Comment 10 Not Assigned 2013-01-23 17:40:55 UTC
Stephan Bergmann committed a patch related to this issue.
It has been pushed to "libreoffice-4-0":

http://cgit.freedesktop.org/libreoffice/core/commit/?id=85e7a0f6cd9b311e6734e747b03ad0a736ff6dbd&h=libreoffice-4-0

fdo#59728: Fix encoding of .py files as UTF-8 for Python 3


It will be available in LibreOffice 4.0.1.

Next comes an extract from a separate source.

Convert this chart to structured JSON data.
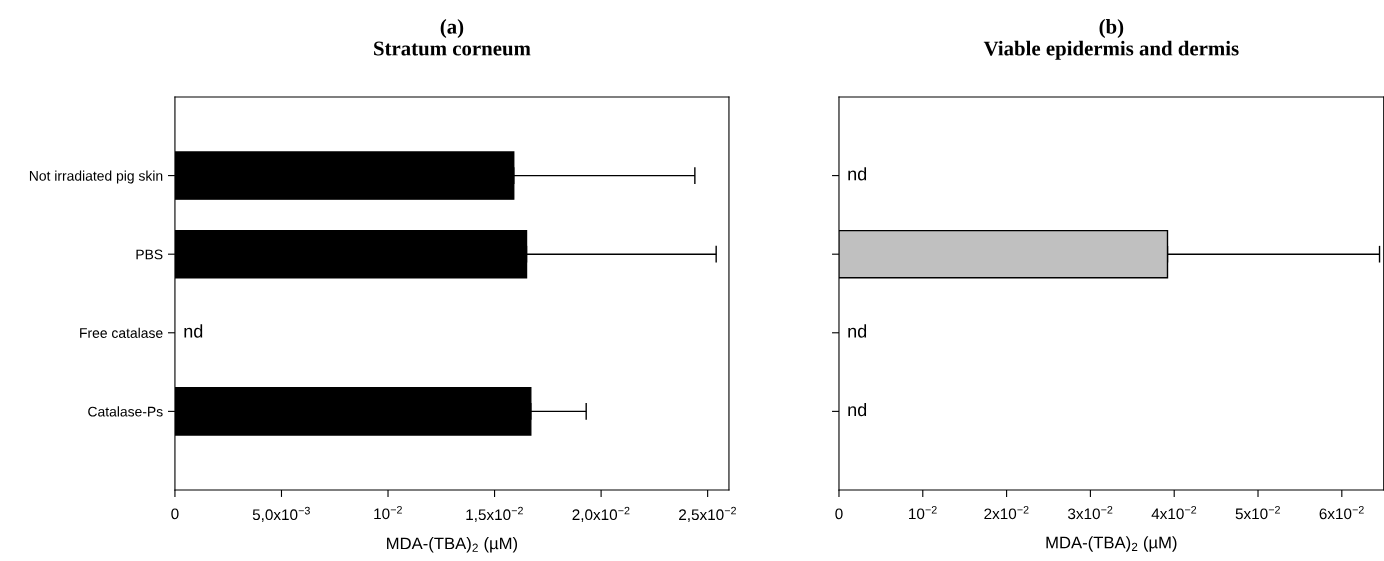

The patch should be included in the daily builds available at
http://dev-builds.libreoffice.org/daily/ in the next 24-48 hours. More
information about daily builds can be found at:
http://wiki.documentfoundation.org/Testing_Daily_Builds
Affected users are encouraged to test the fix and report feedback.
Comment 11 Stephan Bergmann 2013-01-24 07:48:10 UTC
requested backport to libreoffice-4-0-0 as <https://gerrit.libreoffice.org/#/c/1836/>
Comment 12 Not Assigned 2013-01-28 15:43:18 UTC
Stephan Bergmann committed a patch related to this issue.
It has been pushed to "libreoffice-4-0-0":

http://cgit.freedesktop.org/libreoffice/core/commit/?id=355f644fb1d987947d63f2aa7e6a8f59d8337324&h=libreoffice-4-0-0

fdo#59728: Fix encoding of .py files as UTF-8 for Python 3


It will be available already in LibreOffice 4.0.0.

The patch should be included in the daily builds available at
http://dev-builds.libreoffice.org/daily/ in the next 24-48 hours. More
information about daily builds can be found at:
http://wiki.documentfoundation.org/Testing_Daily_Builds
Affected users are encouraged to test the fix and report feedback.